Many of those more difficult students came with some serious issues. Maybe they were being raised by one parent. Maybe that parent was an addict. Maybe they were being raised by an exhausted grandmother or an abusive stepfather. Maybe the student had been sexually assaulted. Maybe a student was already using drugs. Many were angry or depressed or both. Many had serious anxiety. Many had parents who were not only difficult for them to deal with but were difficult for us as teachers to deal with. For every 130 students there would be seven or eight parents who were a pain in the ass. Trust me, that’s a lot. The pressure could be overwhelming at times for teachers.

Add to all this the real possibility that we had an incompetent administrator who made our lives even more difficult. A bad administrator does way more damage to a school than one lousy teacher. Or two. But you never hear society’s ills pinned on school principals. Nope, its those goddamned teachers who screw everything up.

Of course the job can be pretty peachy if you’re working in a high income area with manageable class sizes, all the supplies you need and students who are much more likely to come from supportive, stable home environments. It’s still a grind and you’ve still got challenges and you’re still underpaid but the headaches are fewer and farther between.

People who criticize teachers are usually like sports fans who’ve never played a sport criticizing athletes. They are more likely to mouth of and far less likely to know what the hell they’re talking about. Parents who complained about a teacher or a school were usually those who never visited the class or the school. It's easier that way. You can make shit up.

I’ve done some things in life I’m frankly ashamed of. I’ve done a lot more things I’m proud of. One of the things I’m proudest of is my service as a public school teacher.

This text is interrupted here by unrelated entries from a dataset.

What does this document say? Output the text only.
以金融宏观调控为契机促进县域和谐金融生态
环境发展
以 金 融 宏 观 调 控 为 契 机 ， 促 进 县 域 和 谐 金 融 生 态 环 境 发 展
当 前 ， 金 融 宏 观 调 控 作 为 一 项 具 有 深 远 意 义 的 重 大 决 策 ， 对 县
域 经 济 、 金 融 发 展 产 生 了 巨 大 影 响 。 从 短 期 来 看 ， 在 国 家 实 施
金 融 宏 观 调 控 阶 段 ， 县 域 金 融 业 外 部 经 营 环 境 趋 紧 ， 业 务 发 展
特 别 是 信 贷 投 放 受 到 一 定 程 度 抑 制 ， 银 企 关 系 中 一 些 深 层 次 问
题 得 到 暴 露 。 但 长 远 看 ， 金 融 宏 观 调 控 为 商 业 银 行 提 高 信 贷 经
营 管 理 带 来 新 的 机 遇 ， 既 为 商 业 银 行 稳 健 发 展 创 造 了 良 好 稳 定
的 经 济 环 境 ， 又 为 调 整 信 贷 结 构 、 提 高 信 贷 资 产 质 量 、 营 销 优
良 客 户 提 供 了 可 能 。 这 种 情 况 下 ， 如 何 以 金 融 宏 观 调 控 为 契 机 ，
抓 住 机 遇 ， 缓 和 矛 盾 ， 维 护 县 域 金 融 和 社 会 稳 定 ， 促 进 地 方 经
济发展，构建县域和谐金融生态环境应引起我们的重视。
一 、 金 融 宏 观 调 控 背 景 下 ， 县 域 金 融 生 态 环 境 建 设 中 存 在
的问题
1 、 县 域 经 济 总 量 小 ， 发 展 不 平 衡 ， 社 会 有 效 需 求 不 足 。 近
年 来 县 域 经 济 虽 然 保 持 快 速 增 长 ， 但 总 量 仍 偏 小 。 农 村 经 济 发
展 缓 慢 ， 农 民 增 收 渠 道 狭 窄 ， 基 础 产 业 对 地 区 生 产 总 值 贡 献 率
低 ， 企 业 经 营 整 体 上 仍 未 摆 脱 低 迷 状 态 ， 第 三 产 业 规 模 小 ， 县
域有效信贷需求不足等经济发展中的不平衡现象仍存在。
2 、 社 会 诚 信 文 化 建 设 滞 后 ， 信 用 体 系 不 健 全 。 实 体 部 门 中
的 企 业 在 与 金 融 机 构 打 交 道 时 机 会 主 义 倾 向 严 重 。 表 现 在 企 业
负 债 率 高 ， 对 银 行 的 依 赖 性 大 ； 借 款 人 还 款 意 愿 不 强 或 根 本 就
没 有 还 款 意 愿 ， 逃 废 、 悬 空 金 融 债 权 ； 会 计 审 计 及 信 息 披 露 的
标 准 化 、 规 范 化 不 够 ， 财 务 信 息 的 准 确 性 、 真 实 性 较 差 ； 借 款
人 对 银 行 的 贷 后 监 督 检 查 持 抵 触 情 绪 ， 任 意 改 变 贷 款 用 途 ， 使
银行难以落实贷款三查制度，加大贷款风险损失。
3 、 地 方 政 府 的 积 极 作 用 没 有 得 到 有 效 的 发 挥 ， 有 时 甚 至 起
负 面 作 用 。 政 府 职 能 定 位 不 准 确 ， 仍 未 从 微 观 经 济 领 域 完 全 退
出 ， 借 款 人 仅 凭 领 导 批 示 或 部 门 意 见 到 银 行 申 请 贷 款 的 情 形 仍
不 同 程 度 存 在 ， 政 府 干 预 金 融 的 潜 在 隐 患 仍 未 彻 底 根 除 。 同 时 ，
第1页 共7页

I wasn’t the best but I was dedicated and possessed of a passionate determination to better the minds and souls of my students. In this respect I am just one of many. To have worked with the teachers I did, who perform near miracles under extreme pressure on a daily basis is a source of immense gratification to me. That these fine souls are often blamed for our problems just pisses me off.

(Dedicated with kind thoughts to Jessie and Michael and the other fine teachers at Willard with whom I had the privilege of working.)